- The paper introduces Neuroprobe, a standardized benchmark that transforms 40 hours of iEEG data from naturalistic movie-viewing into 15 distinct decoding tasks.
- The methodology leverages multimodal analyses with within-session, cross-session, and cross-subject splits to assess auditory, visual, and language processing in the brain.
- The results show that traditional linear baseline models, using spectrogram inputs and Laplacian re-referencing, often outperform complex models, highlighting practical implications for neural interface development.
Neuroprobe: Evaluating Intracranial Brain Responses to Naturalistic Stimuli
Introduction
The study introduces Neuroprobe, a benchmark designed for evaluating decoding tasks using intracranial EEG (iEEG) data aligned with naturalistic stimuli. This benchmark addresses the lack of standardized evaluation frameworks for iEEG recordings, facilitating the development and evaluation of neural foundation models for brain-computer interfaces (BCIs) and neurological research.
Neuroprobe is built upon the BrainTreebank dataset, which includes 40 hours of iEEG recordings from 10 subjects engaged in a naturalistic movie-viewing task. The high-resolution neural data enables insights into the temporal and spatial localization of language processing tasks, offering a mine of neuroscience insights. Neuroprobe serves to localize when and where computations for various language features occur in the brain and provides a framework for comparing neural decoding models systematically.
Figure 1: Overview of Neuroprobe's goals, highlighting its dual function in neural decoding task analysis and standardized model evaluation.
Methodology
Neuroprobe uses data from 26 movies, observed by subjects with stereoelectroencephalography electrodes implanted in different brain regions. The local field potentials recorded are used to define a suite of 15 visual, auditory, and language decoding tasks. This transform of raw neural data into decoding tasks offers a standardized evaluation benchmark.
Figure 2: Transition from raw data to structured decoding tasks aligned with movie stimuli, encompassing auditory, language, and visual domains.
The evaluation is structured into three splits: within-session, cross-session, and cross-subject, each assessing a different aspect of model generalization. The cross-subject split poses the most significant challenge due to varying electrode placements among subjects.
Figure 3: Neuroprobe evaluates model performance across session types, illustrating the challenges posed by cross-subject data variability.
Results
Spatial and temporal analyses reveal how multimodal stimuli are processed across the brain. Linear decodability shows that auditory and linguistic tasks, such as sentence onset, are decodable with high accuracy in the superior temporal gyrus. Visual features demonstrate distinct decodability patterns in the occipital lobe.
Figure 4: Visualization of multimodal stimulus processing trends across brain regions, highlighting task-specific decodability hotspots.

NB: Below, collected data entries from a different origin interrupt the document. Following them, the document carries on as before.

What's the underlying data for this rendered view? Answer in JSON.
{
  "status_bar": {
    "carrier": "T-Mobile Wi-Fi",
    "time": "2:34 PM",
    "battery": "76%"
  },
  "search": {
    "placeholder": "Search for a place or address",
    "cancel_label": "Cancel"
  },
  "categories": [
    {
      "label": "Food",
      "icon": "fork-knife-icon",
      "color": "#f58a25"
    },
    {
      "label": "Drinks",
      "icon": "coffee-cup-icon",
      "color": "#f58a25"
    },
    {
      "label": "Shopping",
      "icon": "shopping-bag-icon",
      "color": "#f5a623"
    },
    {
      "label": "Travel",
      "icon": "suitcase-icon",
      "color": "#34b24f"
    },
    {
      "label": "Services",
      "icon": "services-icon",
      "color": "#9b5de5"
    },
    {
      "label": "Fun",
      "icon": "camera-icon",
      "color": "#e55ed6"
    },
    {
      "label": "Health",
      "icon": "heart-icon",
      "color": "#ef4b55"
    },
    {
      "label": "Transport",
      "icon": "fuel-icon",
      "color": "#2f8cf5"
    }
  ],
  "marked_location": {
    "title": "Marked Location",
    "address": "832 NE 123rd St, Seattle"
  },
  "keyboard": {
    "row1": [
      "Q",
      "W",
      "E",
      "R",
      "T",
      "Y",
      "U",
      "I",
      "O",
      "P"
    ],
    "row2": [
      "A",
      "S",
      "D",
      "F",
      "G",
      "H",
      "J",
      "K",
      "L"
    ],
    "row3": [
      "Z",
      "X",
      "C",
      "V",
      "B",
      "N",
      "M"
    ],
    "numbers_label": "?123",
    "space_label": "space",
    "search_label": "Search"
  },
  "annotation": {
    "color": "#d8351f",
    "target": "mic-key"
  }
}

Temporal analysis tracks the evolution of sensory processing, with linguistic features showing peak decodability close to word onset and visual features lagging behind. This asynchronous processing is reflected in the distinct time courses of various tasks.

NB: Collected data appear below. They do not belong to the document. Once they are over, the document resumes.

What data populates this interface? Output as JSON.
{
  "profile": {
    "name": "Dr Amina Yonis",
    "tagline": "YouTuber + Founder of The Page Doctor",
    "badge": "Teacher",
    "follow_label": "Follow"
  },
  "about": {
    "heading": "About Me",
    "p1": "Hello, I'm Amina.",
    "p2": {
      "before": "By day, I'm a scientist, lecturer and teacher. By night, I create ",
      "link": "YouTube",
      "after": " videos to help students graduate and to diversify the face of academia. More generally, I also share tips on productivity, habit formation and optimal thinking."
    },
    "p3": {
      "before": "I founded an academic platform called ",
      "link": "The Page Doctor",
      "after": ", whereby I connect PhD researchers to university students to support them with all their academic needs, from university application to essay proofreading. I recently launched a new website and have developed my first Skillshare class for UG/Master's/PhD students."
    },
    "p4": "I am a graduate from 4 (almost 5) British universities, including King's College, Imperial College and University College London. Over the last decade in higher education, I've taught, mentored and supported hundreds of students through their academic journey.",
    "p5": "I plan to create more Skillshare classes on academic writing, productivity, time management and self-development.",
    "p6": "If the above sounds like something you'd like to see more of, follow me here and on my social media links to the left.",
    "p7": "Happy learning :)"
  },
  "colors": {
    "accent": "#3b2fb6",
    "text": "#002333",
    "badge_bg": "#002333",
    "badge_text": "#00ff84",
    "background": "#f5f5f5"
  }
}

Figure 5: Time-tracking of sensory processing, revealing the staggered decodability of audio, language, and visual features in the brain.
The benchmark results indicate strong performance for traditional linear baseline models, particularly when using spectrogram inputs and Laplacian re-referencing, often outperforming more complex foundation models like BrainBERT and PopulationTransformer.

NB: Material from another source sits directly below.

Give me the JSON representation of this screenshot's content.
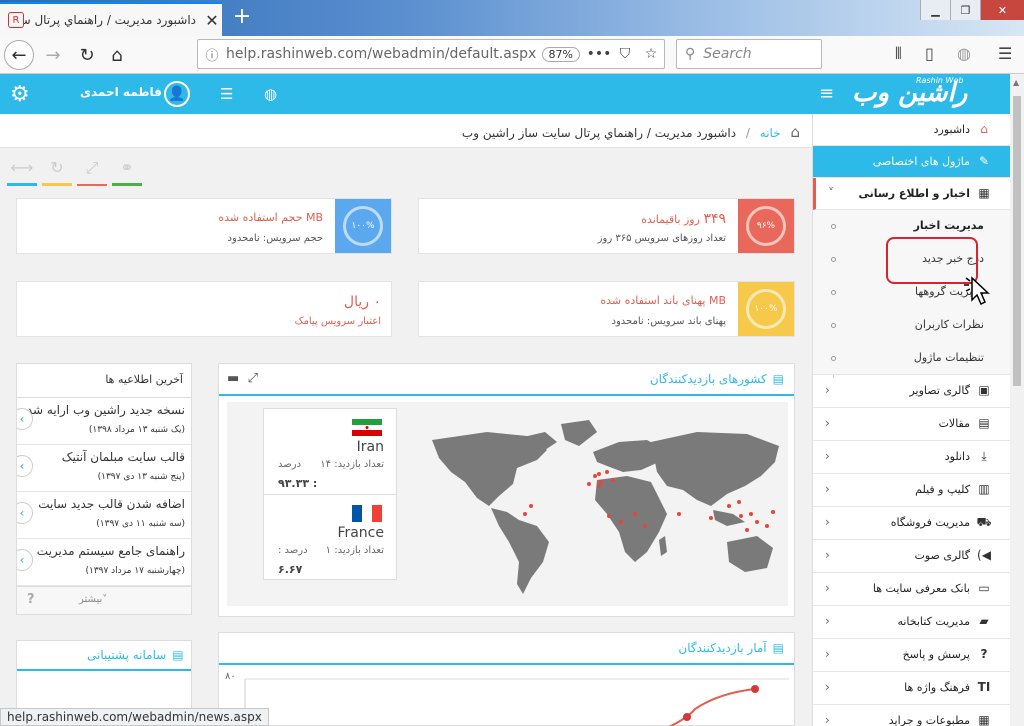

Figure 6: Performance of baseline and frontier models on Neuroprobe's cross-session tasks, showcasing comparative effectiveness.
Discussion
Neuroprobe offers a robust framework for advancing iEEG foundation models, promoting research into brain-computer interfaces and multimodal sensory processing. It provides standardization benefits akin to popular benchmarks in other domains, lowering the entry barrier for new researchers and fostering community growth.
Despite its innovation, Neuroprobe is limited by the clinical setting of iEEG data collection and a small number of subjects. Future work aims to expand the library of tasks and datasets, enhancing the neurobiological insights derived from this benchmark.
Conclusion
Neuroprobe represents a significant step forward in standardizing neural data analysis, enabling rigorous comparisons across iEEG models. Its implementation opens new avenues for understanding the intricacies of brain computation and promotes the development of advanced neural interfaces. This benchmark is positioned to drive measurable progress in the evaluation and development of iEEG-based foundation models, potentially leading to significant innovations in neuroscience and clinical applications.